Maverick placed a hand on Isla’s handlebars. “I think the difference between you and me—other than my advanced age and creaky bones—is that I have very few questions left. Maybe what you need are some answers.”
Answers, Isla thought as she lay in her childhood bed that night, staring at the ceiling.
Answers, she thought again upon waking. Wouldn’t that be nice?
Her phone buzzed with a message from Louise. Someone else is bidding on your bird. Just checked.
What? Isla opened the auction app and sure enough, hers was now only the second-highest bid. Not only that, but the other bidder had upped the price by a hundred dollars.
“The heck?” Isla mumbled before increasing her bid by 105.
Thanks , she texted Louise. What are you up to today?
Sundays were the slowest day of the week. Mondays were for grocery shopping, Tuesdays and Wednesdays for meal delivery, Thursdays recovery time from being social, Fridays she worked on her collection, and Saturdays she visited the memorial park. But Sundays felt like placeholders where nothing could get done.
They used to be reserved for lazy mornings in bed, reading together on the couch with her feet in Jonah’s lap, and dinner with his family in Ferndale, but even though they’d invited Isla many times since the accident, she’d never gone.
Watching my niece. Louise sent a photo of two tiny hands covered in flour. We’re baking cookies.
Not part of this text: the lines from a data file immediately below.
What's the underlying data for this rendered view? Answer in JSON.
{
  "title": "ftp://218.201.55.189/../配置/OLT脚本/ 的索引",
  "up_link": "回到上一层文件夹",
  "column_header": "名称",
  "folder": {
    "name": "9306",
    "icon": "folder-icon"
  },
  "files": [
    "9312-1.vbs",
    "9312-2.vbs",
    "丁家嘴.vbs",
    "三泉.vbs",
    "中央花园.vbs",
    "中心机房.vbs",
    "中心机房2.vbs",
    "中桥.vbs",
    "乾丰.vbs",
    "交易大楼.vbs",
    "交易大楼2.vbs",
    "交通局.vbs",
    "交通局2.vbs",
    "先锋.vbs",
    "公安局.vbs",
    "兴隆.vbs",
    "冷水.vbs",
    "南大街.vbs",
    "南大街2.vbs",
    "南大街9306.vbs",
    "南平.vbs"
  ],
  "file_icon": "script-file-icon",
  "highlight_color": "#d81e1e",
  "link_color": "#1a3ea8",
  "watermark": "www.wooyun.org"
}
Isla threw the phone down on her bed. Then she closed her eyes and counted backward from ten, willing the sudden blockage in her throat to resolve. It wasn’t Louise’s fault. She didn’t know that Jonah’s death had robbed Isla not only of her husband but of the one thing she’d wanted more than anything—a child. They’d decided to start trying shortly before the accident, a cruel coincidence if there ever was one. At the time, they’d decided to keep it a secret, and now it would forever stay that way.
Having steadied herself, she reached again for her phone as the auction app chimed. The other person had outbid her again. She upped her bid once more. This wasn’t one she wanted to lose.
How high are you willing to go? Louise asked when Isla told her.
And that was the crux of it, wasn’t it? Another reminder that she had no income to speak of.
Mom was right: Isla couldn’t go on like this. Not if she was going to be able to deliver on her promise to Dean Abbot come fall. And maybe Maverick was also right and she needed answers. But that begged yet another question. Where would she start? In the tangled ball of yarn her past had become, which end was the right one to tug at—the one that would make it all unravel?